We have learned that humidity varies with the moon & the tides. For the past week we have experienced neap tides (only 3 metres difference between high & low tides) & humidity has been low, but now the tide heights are increasing again with changes up to 9 metres & the humidity has increased dramatically. This morning the outside decks, the ground, plants, cars – everything was soaking wet. Even clothing indoors where windows were open is damp. We’ve experienced it several times now, but only recently have made the connection between dew points & tidal movements & full moon.
We have no air conditioning, but plenty of ceiling fans to help keep the air moving indoors, they run 24/7. Breezes come off the ocean most days & are cooling. Being a Peninsula ocean breezes can come from the east as well as the west, but west are best. South easterlies are the worst…. they are hot, from the western deserts.
So here we are out in the wilderness, with our ‘own’ beach – in a location which could not be more private. It feels very like we are living on our own little desert island, but we have comfort, shade, power, running water & relatively insect proof living spaces – enough to tame the wilderness ever so slightly, enough to be in it, but largely in relative comfort. Compared to what we have been accustomed to whilst travelling it is ‘easy’.
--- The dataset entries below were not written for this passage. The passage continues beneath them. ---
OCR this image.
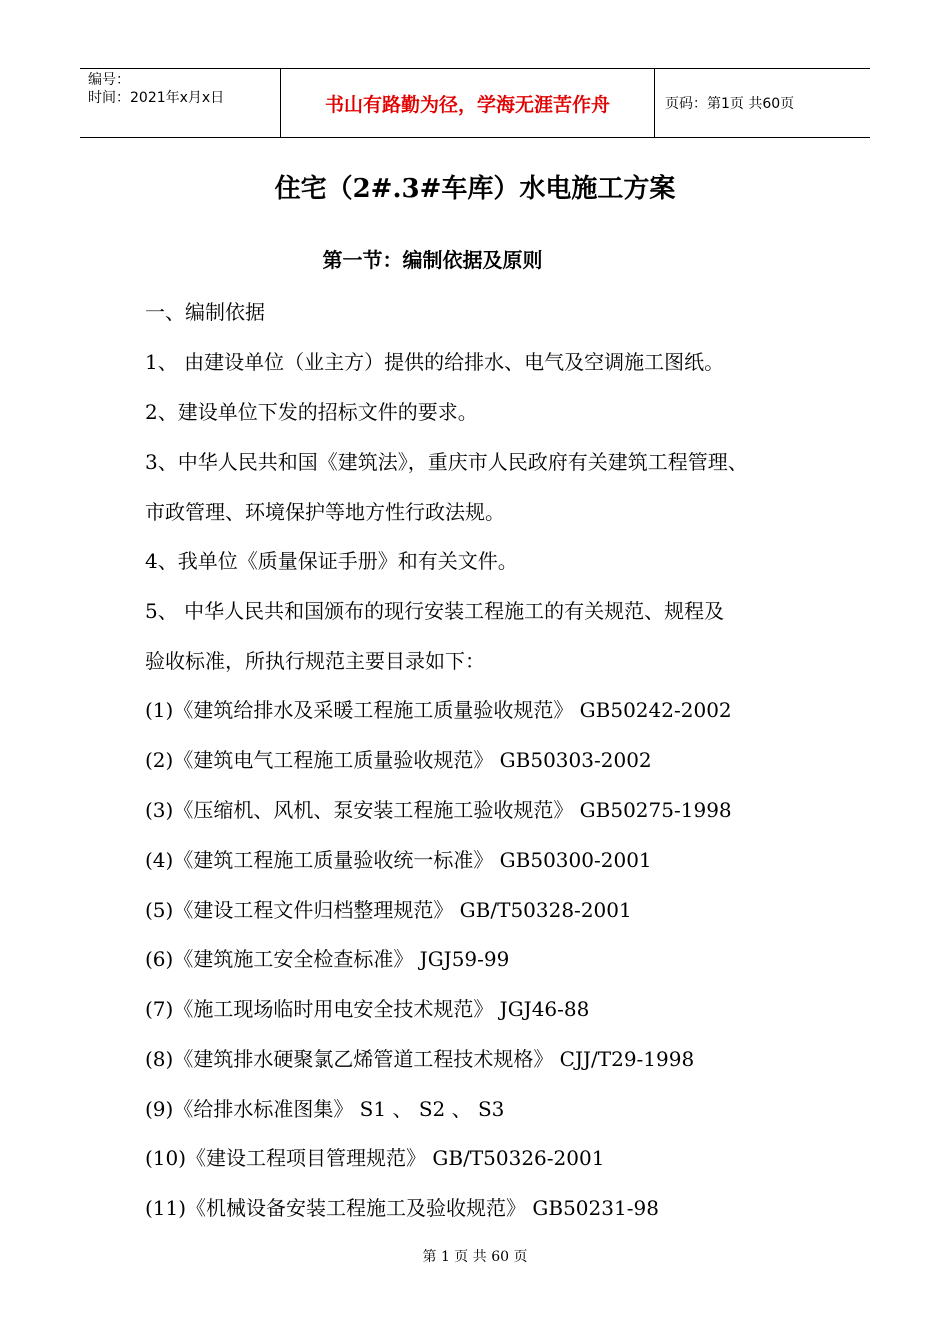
编号：
时间：2021年x月x日	书山有路勤为径，学海无涯苦作舟	页码：第1页 共60页
住宅（2#.3#车库）水电施工方案
第一节：编制依据及原则
一、编制依据
1、 由建设单位（业主方）提供的给排水、电气及空调施工图纸。
2、建设单位下发的招标文件的要求。
3、中华人民共和国《建筑法》，重庆市人民政府有关建筑工程管理、
市政管理、环境保护等地方性行政法规。
4、我单位《质量保证手册》和有关文件。
5、 中华人民共和国颁布的现行安装工程施工的有关规范、规程及
验收标准，所执行规范主要目录如下：
(1)《建筑给排水及采暖工程施工质量验收规范》 GB50242-2002
(2)《建筑电气工程施工质量验收规范》 GB50303-2002
(3)《压缩机、风机、泵安装工程施工验收规范》 GB50275-1998
(4)《建筑工程施工质量验收统一标准》 GB50300-2001
(5)《建设工程文件归档整理规范》 GB/T50328-2001
(6)《建筑施工安全检查标准》 JGJ59-99
(7)《施工现场临时用电安全技术规范》 JGJ46-88
(8)《建筑排水硬聚氯乙烯管道工程技术规格》 CJJ/T29-1998
(9)《给排水标准图集》 S1 、 S2 、 S3
(10)《建设工程项目管理规范》 GB/T50326-2001
(11)《机械设备安装工程施工及验收规范》 GB50231-98
第 1 页 共 60 页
The ‘caretaking’ is far from onerous. Our primary role is just to be here, our presence providing security for the property. We water a few plants, keep the vegie garden ticking along , check the bore pump’s operation & ensure the place is kept clean & tidy, (as far as that’s possible in this country – the red pindan dirt gets into everything & stains everything). So far fishing has been my usual dismal failure, but I remain optimistic that may change if/when we get permission from some traditional owners to go to their spots. Pender Bay is renowned for it’s good fishing, I’m hoping that doesn’t just mean from boats.